I think IR is a useful tool across the entire project cycle, depending on the question you need to answer. Used prospectively, IR can strengthen both program design and the evaluation itself — and this, in my opinion, is its most valuable contribution. For example, a CCT program can significantly reduce school dropout rates and increase school attendance. However, it could also lead to increased class sizes and more heterogeneous classrooms, placing additional strains on an already weak system. These second-order effects are not always captured in standard outcome measures. Anticipating them requires attention to implementation dynamics from the outset, and IR frameworks have been shown to help with identifying these barriers and facilitators early on.
That does not mean we should not do IR ex post. Ex post IR is valuable for understanding why programs produce uneven results, why implementation differed across settings, or why promising interventions struggled when scaled. My point is not that IR should happen only before or during implementation, but that limiting it to a “post-mortem” exercise misses one of its greatest strengths: its ability to identify barriers, facilitators, and system constraints early enough to improve both program delivery and the evaluation itself.
When is IR not the right tool?
IR is not the right tool when the primary question is simply whether an intervention works and there is not yet credible evidence of effectiveness. I believe that IR is most useful once there is an intervention that is being implemented or being considered for implementation and the key questions relate to delivery, adaptation, feasibility, scale-up, sustainability, or why results vary across contexts. In other words, IR does not replace the need to establish causal effects, it is most useful when effectiveness has been established.

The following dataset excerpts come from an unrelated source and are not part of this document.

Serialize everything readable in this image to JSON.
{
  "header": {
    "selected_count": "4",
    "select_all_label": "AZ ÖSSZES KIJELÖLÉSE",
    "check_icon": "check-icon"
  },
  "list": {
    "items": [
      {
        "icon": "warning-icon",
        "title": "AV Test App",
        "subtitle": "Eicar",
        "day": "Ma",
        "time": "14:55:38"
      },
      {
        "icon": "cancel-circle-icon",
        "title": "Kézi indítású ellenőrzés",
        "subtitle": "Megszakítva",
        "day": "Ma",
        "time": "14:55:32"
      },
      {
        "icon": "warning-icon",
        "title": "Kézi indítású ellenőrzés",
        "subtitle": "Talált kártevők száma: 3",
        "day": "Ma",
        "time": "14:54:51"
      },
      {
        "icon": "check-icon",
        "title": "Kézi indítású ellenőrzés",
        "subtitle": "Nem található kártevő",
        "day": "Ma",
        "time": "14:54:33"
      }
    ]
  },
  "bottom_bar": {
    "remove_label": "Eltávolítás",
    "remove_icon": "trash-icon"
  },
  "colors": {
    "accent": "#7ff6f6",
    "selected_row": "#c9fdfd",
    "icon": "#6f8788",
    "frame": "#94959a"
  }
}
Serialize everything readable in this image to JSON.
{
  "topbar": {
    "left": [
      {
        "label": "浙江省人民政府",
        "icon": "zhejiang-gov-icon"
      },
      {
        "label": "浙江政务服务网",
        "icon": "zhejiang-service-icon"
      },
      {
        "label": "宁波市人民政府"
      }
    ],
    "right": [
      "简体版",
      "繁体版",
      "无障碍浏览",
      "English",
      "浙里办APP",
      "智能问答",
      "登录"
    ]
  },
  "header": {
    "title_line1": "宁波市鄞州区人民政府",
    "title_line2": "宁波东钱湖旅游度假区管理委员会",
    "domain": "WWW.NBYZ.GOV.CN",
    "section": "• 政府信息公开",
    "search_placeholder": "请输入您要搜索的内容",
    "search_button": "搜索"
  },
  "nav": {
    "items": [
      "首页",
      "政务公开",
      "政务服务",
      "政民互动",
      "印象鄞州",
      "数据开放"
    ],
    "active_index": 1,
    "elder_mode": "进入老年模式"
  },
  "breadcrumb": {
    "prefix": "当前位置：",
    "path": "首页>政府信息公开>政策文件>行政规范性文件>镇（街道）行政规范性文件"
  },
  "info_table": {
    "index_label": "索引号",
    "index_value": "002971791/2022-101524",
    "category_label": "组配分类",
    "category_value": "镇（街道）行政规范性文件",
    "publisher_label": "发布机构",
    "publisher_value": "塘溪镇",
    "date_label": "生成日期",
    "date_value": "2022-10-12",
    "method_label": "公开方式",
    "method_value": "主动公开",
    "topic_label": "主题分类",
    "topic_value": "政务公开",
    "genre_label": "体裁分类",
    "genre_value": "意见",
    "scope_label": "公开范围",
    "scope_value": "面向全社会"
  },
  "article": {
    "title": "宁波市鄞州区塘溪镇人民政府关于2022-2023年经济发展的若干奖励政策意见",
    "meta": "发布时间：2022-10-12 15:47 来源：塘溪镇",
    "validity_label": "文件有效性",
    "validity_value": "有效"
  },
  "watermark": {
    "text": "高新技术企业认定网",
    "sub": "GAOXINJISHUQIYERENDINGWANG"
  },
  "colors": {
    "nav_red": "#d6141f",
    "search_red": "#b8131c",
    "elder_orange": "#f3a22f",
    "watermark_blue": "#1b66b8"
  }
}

You work on the AdLAB initiative. What does embedded IR actually look like in practice?
The AdLAB runs IR studies embedded alongside program delivery across multiple countries. We use IR methods to generate continuous feedback, identifying barriers to service delivery, testing adaptations in real time, and feeding evidence directly into operational decisions. In some contexts, this involves understanding how health systems deliver adolescent-responsive services and what is sustainable and scalable within existing operations. In other contexts, we focus on integrating new interventions into routine systems rather than parallel structures. The common thread is that evidence is generated during implementation and used by decision-makers as programs evolve.
What should impact evaluation researchers take away from this?
I am not asking everyone to become implementation researchers. I am asking them to think of IR as a complementary methodology and an investment in the durability of their work. Adding a research approach guided by IR frameworks can make a significant difference in formative research as much as in an impact evaluation. I do not think we need to choose between causal inference and implementation research. I think we need both, designed together, to complement one another. Ultimately, the goal is not only to know what works, but to ensure that what works can actually be sustained and delivered at scale.